My fervent wish is that we remove party politics from Parliament altogether, because what is clear is that after decades of it, concensus politics no longer exists. The direction of legislation, its content and its application are commenced and directed by a handful of people at the top, with a party apparatus on hand to blindly rubber stamp those decisions. Thats not democratic nor representative and we need to move away from it as it has corrupted and ruined what should be our Parliament.

Sunday, 6 December 2009

What is it With BBC Scheduling?

I have to mention this: what is going on with BBC scheduling at the moment?

It seems the corporation has a death wish, scheduling its popular entertainment programmes all over the shop.

There used to be certain slots in the schedule for instance, for comedy programmes: BBC2 used to have a "comedy Thursday" where popular comedy programmes were concentrated. You knew, without browsing the schedules, you could sit down on a Thursday evening and you'd be treated to a decent hour of comedy.

Not so now. Some (but not all) of those comedy programmes made famous have migrated to BBC1, some have stayed on BBC2, but ALL of them have been scattered all over the weekly schedule, so its impossible to remember when they're on.

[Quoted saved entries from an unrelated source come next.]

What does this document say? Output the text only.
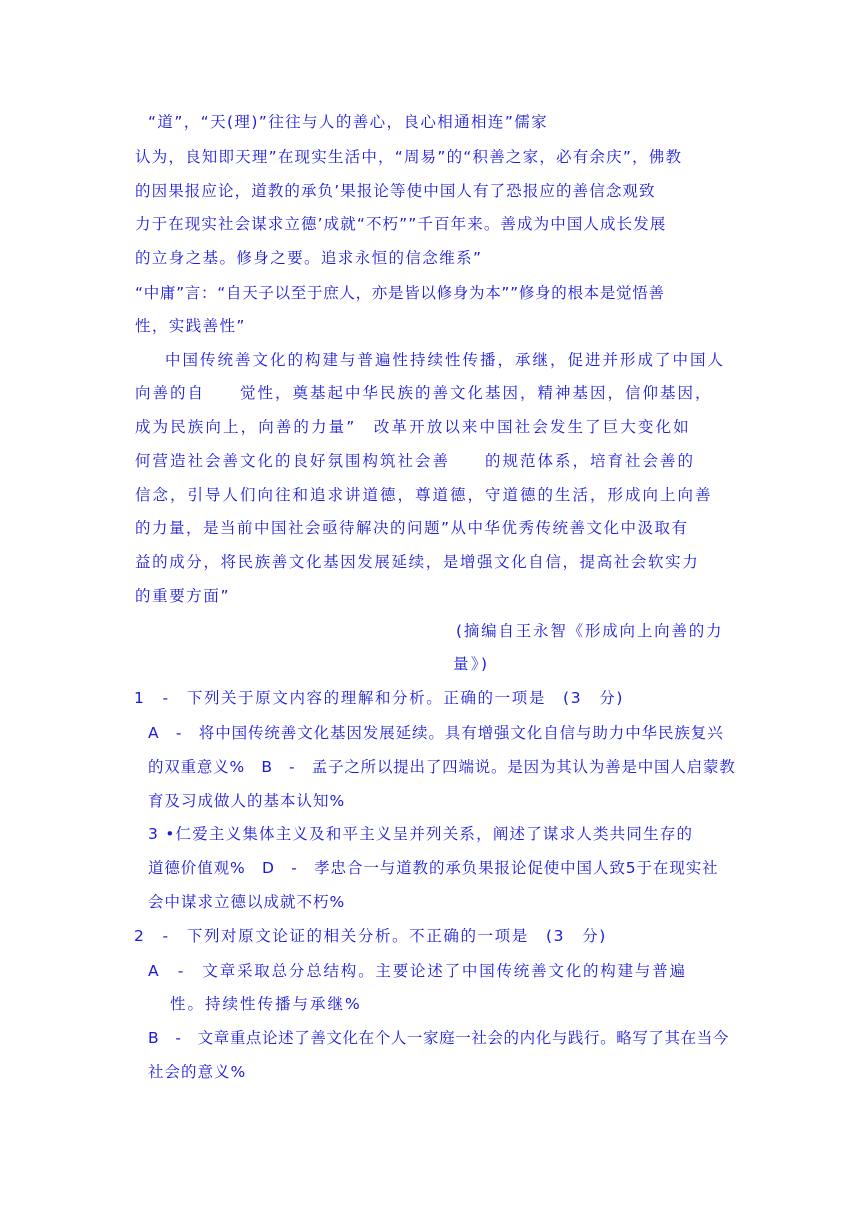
“道”，“天(理)”往往与人的善心，良心相通相连”儒家
认为，良知即天理”在现实生活中，“周易”的“积善之家，必有余庆”，佛教
的因果报应论，道教的承负’果报论等使中国人有了恐报应的善信念观致
力于在现实社会谋求立德’成就“不朽””千百年来。善成为中国人成长发展
的立身之基。修身之要。追求永恒的信念维系”
“中庸”言：“自天子以至于庶人，亦是皆以修身为本””修身的根本是觉悟善
性，实践善性”
中国传统善文化的构建与普遍性持续性传播，承继，促进并形成了中国人
向善的自　　觉性，奠基起中华民族的善文化基因，精神基因，信仰基因，
成为民族向上，向善的力量”　改革开放以来中国社会发生了巨大变化如
何营造社会善文化的良好氛围构筑社会善　　的规范体系，培育社会善的
信念，引导人们向往和追求讲道德，尊道德，守道德的生活，形成向上向善
的力量，是当前中国社会亟待解决的问题”从中华优秀传统善文化中汲取有
益的成分，将民族善文化基因发展延续，是增强文化自信，提高社会软实力
的重要方面”
(摘编自王永智《形成向上向善的力
量》)
1　-　下列关于原文内容的理解和分析。正确的一项是　(3　分)
A　-　将中国传统善文化基因发展延续。具有增强文化自信与助力中华民族复兴
的双重意义%　B　-　孟子之所以提出了四端说。是因为其认为善是中国人启蒙教
育及习成做人的基本认知%
3 •仁爱主义集体主义及和平主义呈并列关系，阐述了谋求人类共同生存的
道德价值观%　D　-　孝忠合一与道教的承负果报论促使中国人致5于在现实社
会中谋求立德以成就不朽%
2　-　下列对原文论证的相关分析。不正确的一项是　(3　分)
A　-　文章采取总分总结构。主要论述了中国传统善文化的构建与普遍
性。持续性传播与承继%
B　-　文章重点论述了善文化在个人一家庭一社会的内化与践行。略写了其在当今
社会的意义%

Add to that the BBC's penchant for arbitrarily moving programmes to new timeslots in mid-series, stopping them for no apparent reason mid-series and replacing them with a totally different genre of program, you really have to ask, what the hell is going on?

There does appear to be a something at work damaging the BBC as a broadcaster, whether its cocking up the scheduling, or some of the worst casting I've seen in years.

I'd like to say its some sort of conspiracy as its more exciting, but I'm far more inclined to say its poor management and poor quality of staff. There appears to be an influx of medicocre graduates inducted into the corporation and a loss of focus at the BBC and to be honest I'm not impressed. I hark back to my days working for a large computer manufacturer: they started a policy of fast-tracking graduates (of any kind, with no engineering or I.T. background) into management positions ahead of experienced candidates. Within 5 years the company ceased to exist.

I'm not saying the BBC will cease to exist, but I'm sure its share of the market will fall and give ammunition to those who want to privatise it.

GoogleClimateGate

Another interesting side story to climategate, is the supposed strange behaviour of the Google search engine in not proffering links to climategate articles in its auto-suggest option. Many climate warming web pages are suggested as you type c-l-i-m-a-t-e, but as you continue to type g-a-t-e your options shrink, when upon after typing the whole word, you are left with two suggestions.

Once you hit the enter key to start the search, it returns with currently almost 31 million results.

Conspiracy theories regarding this are popping up on various blogs, even suggesting Google is censoring the word from its auto-suggest database. But is it?

Comparing other search engines for the term "climategate" shows varying results.

Google: 30,900,000 results (No Auto-Suggestions)

Bing: 2,400,000 (Typing climate gives a/s climate-gate, more typing makes a/s disappear)

Ask: 9,124,000 (No Auto-Suggestions)

Yahoo: 31,700,000 (No Auto-Suggestions)

So it seems that auto-suggestions for climategate don't work on a number of search sites. It would be interesting to note just what algorithm is used to create auto-suggestions and find out why climategate doesn't come up.

However, if you type in t-i-g-e-r c-r-a-s-h, searching for info on the very high publicity crash outside the golf star's home which has about the same lifespan as climategate, you also don't get any auto-suggestions. However, press enter and the search engine returns 41,400,000 results.

So conspiracy theorists can sleep safe in their beds: there is no conspiracy. Either Google is doing some maintenance to their auto-suggestion system, or it takes time for search results to become available in the auto-suggest window.